Fue cuando Isabel, dando pruebas de su carácter y entereza tomó ya por completo el mando, con harto disgusto del piloto Fernández de Quirós y del capitán que mandaba los soldados, Pedro Marine Manrique, enfrentados también entre ellos. Pero Barreto acabó por imponer su autoridad y Quirós, aunque la detestaba, acató su autoridad. Legalmente tenía los poderes y a la vuelta y ante el virrey y la justicia el no hacerlo podía traer graves consecuencias, pero aquello quedaba muy lejos y según el escribano al servicio del propio piloto fue el carácter y la fortaleza indomable de ella, aunque denostado y calificado de duro, atrabiliario y cruel con sus subordinados, el que consiga salvar la situación.
Acordaron finalmente todos en salir de donde estaban y poner rumbo a Filipinas. Pero era Quirós quien únicamente podía sacarlos de ahí, y ya en el mar, retornó la tentación y pretendió apoderarse del mando intentando convencer a varios capitanes. Fracasó de nuevo. La condena y ejecución en la horca a un marinero que se negaba a cumplir sus órdenes tuvo que ver con ello. De «déspota» y cruel la califican los partidarios de Quirós. ¿Pero siendo mujer y en aquel mundo y situación no era aquello lo único que podía hacer y no hubiera sido aquello incluso alabado si hubiera sido un hombre quien hubiese ejercido el poder?. La almirante Isabel de Barreto actuó como tal y se convirtió en la primera mujer en ostentar tal rango. Y mucho iba a tardar en haber otra en las marinas del mundo. De hecho no sé quien pudo ser la segunda en hacerlo, aunque ya las habrá.

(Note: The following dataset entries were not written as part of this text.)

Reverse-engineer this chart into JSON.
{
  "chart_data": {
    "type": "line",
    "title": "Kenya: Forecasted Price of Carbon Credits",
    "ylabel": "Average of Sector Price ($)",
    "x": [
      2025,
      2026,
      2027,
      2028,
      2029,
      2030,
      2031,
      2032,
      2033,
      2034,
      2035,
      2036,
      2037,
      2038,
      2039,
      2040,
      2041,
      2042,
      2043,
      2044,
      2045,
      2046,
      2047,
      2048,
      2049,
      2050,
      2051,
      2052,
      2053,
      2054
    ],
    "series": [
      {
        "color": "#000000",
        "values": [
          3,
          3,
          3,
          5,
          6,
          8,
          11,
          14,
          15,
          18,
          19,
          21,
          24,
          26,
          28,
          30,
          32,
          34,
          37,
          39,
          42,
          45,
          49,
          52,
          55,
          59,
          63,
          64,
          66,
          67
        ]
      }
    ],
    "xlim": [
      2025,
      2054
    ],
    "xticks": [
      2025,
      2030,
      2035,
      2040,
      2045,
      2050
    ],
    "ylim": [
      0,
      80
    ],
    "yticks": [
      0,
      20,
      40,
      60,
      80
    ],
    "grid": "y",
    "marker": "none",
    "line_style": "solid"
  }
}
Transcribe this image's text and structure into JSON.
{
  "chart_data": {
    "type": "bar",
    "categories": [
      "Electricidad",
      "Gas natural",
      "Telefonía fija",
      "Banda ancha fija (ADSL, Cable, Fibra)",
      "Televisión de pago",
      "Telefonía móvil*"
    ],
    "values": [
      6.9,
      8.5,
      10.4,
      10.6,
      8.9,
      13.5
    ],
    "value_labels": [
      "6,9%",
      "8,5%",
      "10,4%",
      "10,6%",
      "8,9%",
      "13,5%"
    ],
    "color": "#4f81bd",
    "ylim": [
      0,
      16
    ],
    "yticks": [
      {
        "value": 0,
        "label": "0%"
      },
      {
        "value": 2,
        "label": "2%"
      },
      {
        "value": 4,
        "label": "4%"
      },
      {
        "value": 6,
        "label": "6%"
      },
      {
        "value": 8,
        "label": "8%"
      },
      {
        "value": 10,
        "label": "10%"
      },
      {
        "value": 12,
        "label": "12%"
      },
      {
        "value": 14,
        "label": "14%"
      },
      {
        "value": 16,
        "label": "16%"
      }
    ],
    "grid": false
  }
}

Isabel de Barreto logró completar el viaje de vuelta, aunque perdiendo dos naves más, la San Felipe y la Santa Catalina. Tras cerca de 20.000 kilómetros, el San Gerónimo, tras diez meses de navegación con la tripulación diezmada por el escorbuto y otras enfermedades, pilotado por el extraordinario marino que fue Quirós, que eso es justo y necesario reconocer, llegó al puerto de Manila. Era el mes de febrero de 1596. Habían sido los primero en cruzar por el Océano Pacífico el hemisferio sur.
Un final de éxito
Isabel de Barreto fue recibida como una verdadera heroína y ofreciéndose grandes festejos en su honor. En la capital filipina encontró, además, nuevo marido. El sobrino del gobernador, Fernando de Castro, caballero de Santiago, quedó subyugado por ella y la solicitó de tal manera que al final no tardó en acceder. De hecho se casaron en mayo de aquel mismo año, apenas tres meses después de su llegada.

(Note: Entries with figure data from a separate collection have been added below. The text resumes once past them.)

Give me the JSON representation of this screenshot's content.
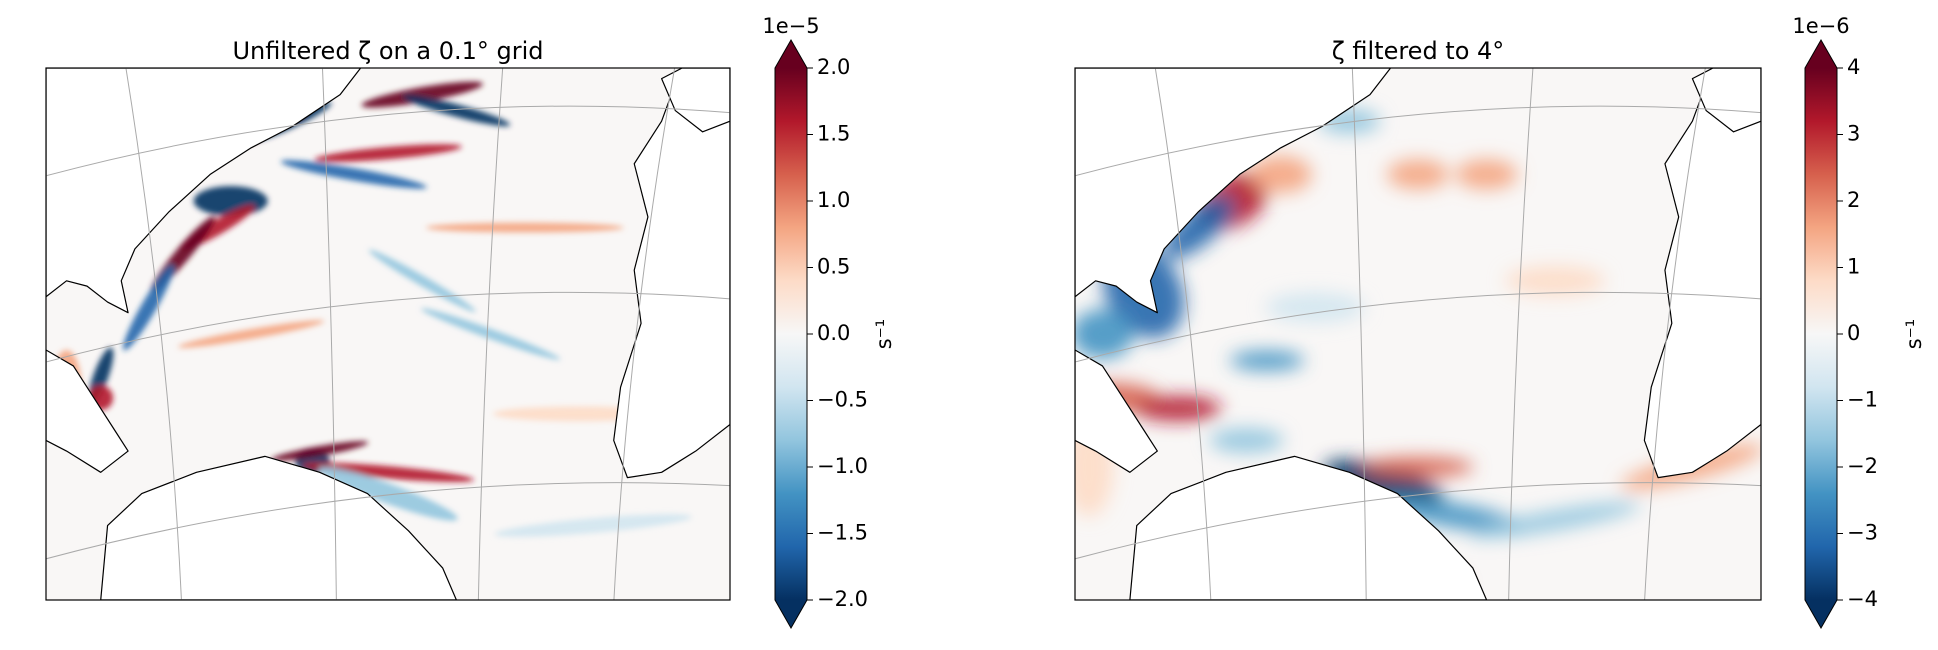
{
  "chart_data": [
    {
      "type": "heatmap",
      "title": "Unfiltered ζ on a 0.1° grid",
      "colorbar": {
        "offset_label": "1e−5",
        "label": "s⁻¹",
        "clim": [
          -2.0,
          2.0
        ],
        "extend": "both",
        "colors": [
          "#053061",
          "#2166ac",
          "#4393c3",
          "#92c5de",
          "#d1e5f0",
          "#f7f7f7",
          "#fddbc7",
          "#f4a582",
          "#d6604d",
          "#b2182b",
          "#67001f"
        ],
        "ticks": [
          {
            "value": -2.0,
            "label": "−2.0"
          },
          {
            "value": -1.5,
            "label": "−1.5"
          },
          {
            "value": -1.0,
            "label": "−1.0"
          },
          {
            "value": -0.5,
            "label": "−0.5"
          },
          {
            "value": 0.0,
            "label": "0.0"
          },
          0.5,
          {
            "value": 1.0,
            "label": "1.0"
          },
          1.5,
          {
            "value": 2.0,
            "label": "2.0"
          }
        ]
      }
    },
    {
      "type": "heatmap",
      "title": "ζ filtered to 4°",
      "colorbar": {
        "offset_label": "1e−6",
        "label": "s⁻¹",
        "clim": [
          -4,
          4
        ],
        "extend": "both",
        "colors": [
          "#053061",
          "#2166ac",
          "#4393c3",
          "#92c5de",
          "#d1e5f0",
          "#f7f7f7",
          "#fddbc7",
          "#f4a582",
          "#d6604d",
          "#b2182b",
          "#67001f"
        ],
        "ticks": [
          {
            "value": -4,
            "label": "−4"
          },
          {
            "value": -3,
            "label": "−3"
          },
          {
            "value": -2,
            "label": "−2"
          },
          {
            "value": -1,
            "label": "−1"
          },
          0,
          1,
          2,
          3,
          4
        ]
      }
    }
  ]
}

Un año después a bordo de su San Gerónimo se hicieron de nuevo a la mar y llegaron a Acapulco (México), pero tras una corta estancia y alguna visita incluso a España, donde se asentaron, de nuevo, fue en Perú, donde pusieron en marcha un suculento negocio de importación y venta de especias y sedas chinas, con lo que se hicieron con una importante fortuna. Está certificado también que de aquel matrimonio si tuvo descendencia, pero se desconoce el nombre de su hijo o hijos.
Se sabe que falleció joven, a la edad de 45 años, en 1612, el mismo año en que su marido había sido nombrado gobernador de Castrovirreina, cargo que ocuparía hasta 1620. Los resto de la primera almirante de los océanos fueron trasladados y enterrados, por mandato suyo, en el convento de Santa Clara de Lima, donde profesaba como monja una de sus su hermanas, Petronilla.